Furniture sector down in June despite slight uplift from online

UK retail sales decline in June as volumes fell to a rate not seen since the depths of the pandemic, says the BRC.

According to the latest BRC-KPMG Retail Sales Monitor for June 2022, total sales fell by 1.0% in June, against an increase of 10.4% in June 2021. This is below the 3-month average decline of 0.8% and the 12-month average growth of 3.0%.

UK retail sales decreased 1.3% on a like-for-like basis, when they had increased 6.7%. This was above the 3-month average decline of 1.5% and below the 12-month average growth of 1.0%.

Non-Food retail sales decreased by 3.3% on a Total basis and 4.2% on a like-for-like basis, while Food sales increased 2.2% on a Total basis and 1.6% on a Like-for-like basis.

In terms of category rankings, furniture remained at the foot of the table in June when compared to last year’s position of fifth. Home accessories was also down. Furniture did improve within online sales on last month, but again sat bottom of the pile for in-store rankings.

In-Store sales of Non-Food items increased 2.2% on a Total basis and 0.6% on a Like-for-like basis since June 2021. This is below the 12-month growth of 35.5%m, while Online Non-Food sales decreased by 9.1% in June, against a decline of 5.9% in June 2021. This is above the 3-mth average decline of 10.3%.

The Non-Food Online penetration rate decreased from 43.3% in June 2021 to 39.4% this June.

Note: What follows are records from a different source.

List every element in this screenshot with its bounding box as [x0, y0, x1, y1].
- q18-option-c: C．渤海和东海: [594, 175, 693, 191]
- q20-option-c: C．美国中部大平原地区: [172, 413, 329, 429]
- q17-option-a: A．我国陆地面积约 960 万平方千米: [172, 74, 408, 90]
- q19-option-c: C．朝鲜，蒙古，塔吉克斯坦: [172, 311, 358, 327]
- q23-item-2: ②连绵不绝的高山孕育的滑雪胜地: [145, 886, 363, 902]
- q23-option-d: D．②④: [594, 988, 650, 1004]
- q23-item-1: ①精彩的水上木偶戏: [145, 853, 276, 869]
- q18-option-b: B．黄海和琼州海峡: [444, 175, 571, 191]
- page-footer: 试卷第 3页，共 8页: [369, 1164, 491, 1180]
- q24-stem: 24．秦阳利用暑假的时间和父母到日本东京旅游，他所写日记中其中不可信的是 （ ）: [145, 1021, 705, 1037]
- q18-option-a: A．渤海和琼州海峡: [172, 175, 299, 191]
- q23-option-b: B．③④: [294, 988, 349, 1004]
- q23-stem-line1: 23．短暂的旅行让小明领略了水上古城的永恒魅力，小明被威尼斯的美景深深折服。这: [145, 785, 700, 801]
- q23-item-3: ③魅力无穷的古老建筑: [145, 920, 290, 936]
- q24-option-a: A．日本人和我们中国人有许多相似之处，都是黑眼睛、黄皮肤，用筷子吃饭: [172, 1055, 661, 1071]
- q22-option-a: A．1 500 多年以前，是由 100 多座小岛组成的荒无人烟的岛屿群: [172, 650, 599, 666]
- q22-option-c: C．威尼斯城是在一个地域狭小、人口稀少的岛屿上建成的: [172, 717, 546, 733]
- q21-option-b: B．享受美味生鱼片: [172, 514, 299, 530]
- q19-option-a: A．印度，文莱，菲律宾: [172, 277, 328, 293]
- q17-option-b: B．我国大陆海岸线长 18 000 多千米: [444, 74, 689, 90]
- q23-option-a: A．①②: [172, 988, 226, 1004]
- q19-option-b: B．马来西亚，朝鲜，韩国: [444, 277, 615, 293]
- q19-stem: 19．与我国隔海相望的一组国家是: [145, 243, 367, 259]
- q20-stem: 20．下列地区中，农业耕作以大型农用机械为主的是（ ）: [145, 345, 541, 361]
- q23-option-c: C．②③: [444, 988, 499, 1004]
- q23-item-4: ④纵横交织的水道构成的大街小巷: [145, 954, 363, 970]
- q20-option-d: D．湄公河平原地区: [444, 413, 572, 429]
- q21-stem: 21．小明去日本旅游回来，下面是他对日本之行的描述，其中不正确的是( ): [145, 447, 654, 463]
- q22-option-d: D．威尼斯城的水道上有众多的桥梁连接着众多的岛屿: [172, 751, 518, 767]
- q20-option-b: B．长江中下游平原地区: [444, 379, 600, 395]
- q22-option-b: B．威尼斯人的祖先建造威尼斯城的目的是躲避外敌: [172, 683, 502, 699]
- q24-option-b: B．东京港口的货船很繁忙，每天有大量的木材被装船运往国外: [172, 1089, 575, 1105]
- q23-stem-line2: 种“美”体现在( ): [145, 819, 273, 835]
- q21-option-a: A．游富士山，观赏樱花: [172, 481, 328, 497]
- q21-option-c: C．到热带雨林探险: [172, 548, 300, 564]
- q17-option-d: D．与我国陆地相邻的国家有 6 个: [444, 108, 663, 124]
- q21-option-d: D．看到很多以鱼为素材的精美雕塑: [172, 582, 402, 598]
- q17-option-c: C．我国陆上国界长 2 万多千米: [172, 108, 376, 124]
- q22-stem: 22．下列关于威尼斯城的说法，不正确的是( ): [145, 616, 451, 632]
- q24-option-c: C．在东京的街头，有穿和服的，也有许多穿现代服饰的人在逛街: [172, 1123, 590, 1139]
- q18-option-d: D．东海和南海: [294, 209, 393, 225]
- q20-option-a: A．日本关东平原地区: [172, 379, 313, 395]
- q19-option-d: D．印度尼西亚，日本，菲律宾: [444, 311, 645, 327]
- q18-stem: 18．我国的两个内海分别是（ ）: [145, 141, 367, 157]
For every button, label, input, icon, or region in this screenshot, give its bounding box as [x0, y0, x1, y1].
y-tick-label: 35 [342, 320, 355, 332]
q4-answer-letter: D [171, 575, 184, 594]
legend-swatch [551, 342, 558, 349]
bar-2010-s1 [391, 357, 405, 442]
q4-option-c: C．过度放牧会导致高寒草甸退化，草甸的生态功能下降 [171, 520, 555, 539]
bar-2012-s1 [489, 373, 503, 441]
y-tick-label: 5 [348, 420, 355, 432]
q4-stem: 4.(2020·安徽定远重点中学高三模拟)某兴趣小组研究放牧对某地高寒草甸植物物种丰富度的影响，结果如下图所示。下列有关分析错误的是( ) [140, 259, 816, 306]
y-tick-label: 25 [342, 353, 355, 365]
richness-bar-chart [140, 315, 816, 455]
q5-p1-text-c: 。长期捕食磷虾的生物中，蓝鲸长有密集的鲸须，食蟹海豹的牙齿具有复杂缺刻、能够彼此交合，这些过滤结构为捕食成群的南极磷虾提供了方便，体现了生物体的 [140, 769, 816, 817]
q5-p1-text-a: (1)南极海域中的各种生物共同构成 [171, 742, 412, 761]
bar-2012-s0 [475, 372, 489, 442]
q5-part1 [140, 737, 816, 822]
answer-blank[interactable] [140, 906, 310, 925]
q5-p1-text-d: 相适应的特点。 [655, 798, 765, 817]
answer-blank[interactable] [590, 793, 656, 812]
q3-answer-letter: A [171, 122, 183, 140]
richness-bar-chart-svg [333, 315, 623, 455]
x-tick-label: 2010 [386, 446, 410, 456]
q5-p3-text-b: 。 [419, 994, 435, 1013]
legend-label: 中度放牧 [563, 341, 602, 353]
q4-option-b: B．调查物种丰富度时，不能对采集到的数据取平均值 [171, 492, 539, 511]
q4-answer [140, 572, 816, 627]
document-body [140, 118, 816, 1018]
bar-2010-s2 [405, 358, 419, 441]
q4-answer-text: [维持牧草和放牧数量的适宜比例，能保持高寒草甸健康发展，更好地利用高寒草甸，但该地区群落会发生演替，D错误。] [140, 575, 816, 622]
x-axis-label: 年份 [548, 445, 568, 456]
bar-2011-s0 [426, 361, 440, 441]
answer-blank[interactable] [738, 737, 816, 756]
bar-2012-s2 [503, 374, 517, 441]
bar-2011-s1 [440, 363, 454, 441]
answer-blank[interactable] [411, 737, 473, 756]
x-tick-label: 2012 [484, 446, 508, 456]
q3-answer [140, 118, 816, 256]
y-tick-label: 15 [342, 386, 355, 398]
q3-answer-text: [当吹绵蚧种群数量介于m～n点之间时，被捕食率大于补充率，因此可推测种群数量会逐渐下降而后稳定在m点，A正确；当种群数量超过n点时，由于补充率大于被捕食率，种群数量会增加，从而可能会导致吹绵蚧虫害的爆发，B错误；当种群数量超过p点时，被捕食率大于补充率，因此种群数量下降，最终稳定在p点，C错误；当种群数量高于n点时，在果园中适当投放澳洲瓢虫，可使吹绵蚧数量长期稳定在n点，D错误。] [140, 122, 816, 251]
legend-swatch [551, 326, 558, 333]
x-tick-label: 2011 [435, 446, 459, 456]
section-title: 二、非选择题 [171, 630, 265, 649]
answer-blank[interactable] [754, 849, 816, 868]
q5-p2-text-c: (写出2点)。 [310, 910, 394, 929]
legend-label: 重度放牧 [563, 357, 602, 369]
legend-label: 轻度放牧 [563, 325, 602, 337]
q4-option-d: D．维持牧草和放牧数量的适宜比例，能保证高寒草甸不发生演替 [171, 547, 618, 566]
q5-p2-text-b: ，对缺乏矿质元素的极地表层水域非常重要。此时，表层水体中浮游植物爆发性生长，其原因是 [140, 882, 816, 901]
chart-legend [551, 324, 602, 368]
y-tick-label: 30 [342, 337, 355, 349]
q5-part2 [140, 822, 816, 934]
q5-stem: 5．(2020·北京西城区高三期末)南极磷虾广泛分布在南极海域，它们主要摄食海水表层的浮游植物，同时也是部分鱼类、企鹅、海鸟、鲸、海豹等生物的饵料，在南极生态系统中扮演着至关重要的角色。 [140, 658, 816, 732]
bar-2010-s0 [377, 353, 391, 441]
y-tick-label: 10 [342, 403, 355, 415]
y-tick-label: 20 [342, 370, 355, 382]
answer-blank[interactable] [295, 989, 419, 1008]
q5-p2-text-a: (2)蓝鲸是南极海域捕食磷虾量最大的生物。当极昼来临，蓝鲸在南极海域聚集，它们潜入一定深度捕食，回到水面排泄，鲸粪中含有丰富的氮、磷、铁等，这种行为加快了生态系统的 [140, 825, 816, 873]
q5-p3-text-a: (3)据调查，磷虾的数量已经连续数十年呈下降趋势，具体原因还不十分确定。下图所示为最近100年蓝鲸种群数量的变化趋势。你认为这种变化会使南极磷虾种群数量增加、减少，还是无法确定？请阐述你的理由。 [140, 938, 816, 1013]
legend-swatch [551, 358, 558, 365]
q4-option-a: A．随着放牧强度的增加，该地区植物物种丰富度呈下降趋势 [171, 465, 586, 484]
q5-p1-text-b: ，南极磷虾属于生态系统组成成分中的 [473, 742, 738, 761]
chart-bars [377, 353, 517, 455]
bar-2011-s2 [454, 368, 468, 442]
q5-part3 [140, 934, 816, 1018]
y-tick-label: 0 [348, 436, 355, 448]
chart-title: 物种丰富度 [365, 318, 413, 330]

Helen Dickinson OBE, Chief Executive | British Retail Consortium, said: “Sales volumes are falling to a rate not seen since the depths of the pandemic, as inflation continues to bite, and households cut back spending. Discretionary purchases were hit hard, especially white goods and homeware, while consumers also traded down to cheaper brands in food and non-food alike. While the Jubilee weekend gave food sales a temporary boost, and fashion sales benefited from the summer holiday and wedding season, this was not enough to counter the substantial slowdown in consumer spending.

“Retailers are caught between significant rising costs in their supply chains and protecting their customers from price rises. The government needs to get creative and find ways to help relieve some of this cost pressure – the upcoming consultation on transitional relief is a golden opportunity to ensure that retailers aren’t overpaying on their business rates bills. Government action on transitional relief would make a meaningful difference to retailers’ costs and ease pressure on prices for customers.”

Paul Martin, UK Head of Retail at KPMG, said: “Retail sales continued to slide for the third month in a row, albeit down just 1% on what was a strong June 2021 and against a backdrop of unprecedented price rises on the high street. 

“Online shopping continued to move in reverse with total sales down 9% as non-food purchases related to the home, such as furniture, home appliances and computing, suffered the biggest falls in online spending.  The jubilee weekend, which saw street parties across the UK, provided some relief for food and drink retailers as sales grew by nearly 1.5% year on year, despite the rising cost across most items.

“As the cost living crisis continues to deepen, retailers face walking a fine line between protecting margins and further denting consumer confidence by passing on price rises whilst negotiating with their suppliers to share the cost increases. Cost and efficiency will dominate retailers’ agendas as they are forced to make some tough decisions on which products make it to the shelves in order to remain price competitive for consumers.  With a long run of hot weather predicted and many consumers choosing to holiday at home this summer, retailers will be hoping that the feel-good factor begins to improve confidence amongst some shoppers – as presently overall confidence levels are lower than sales may suggest.”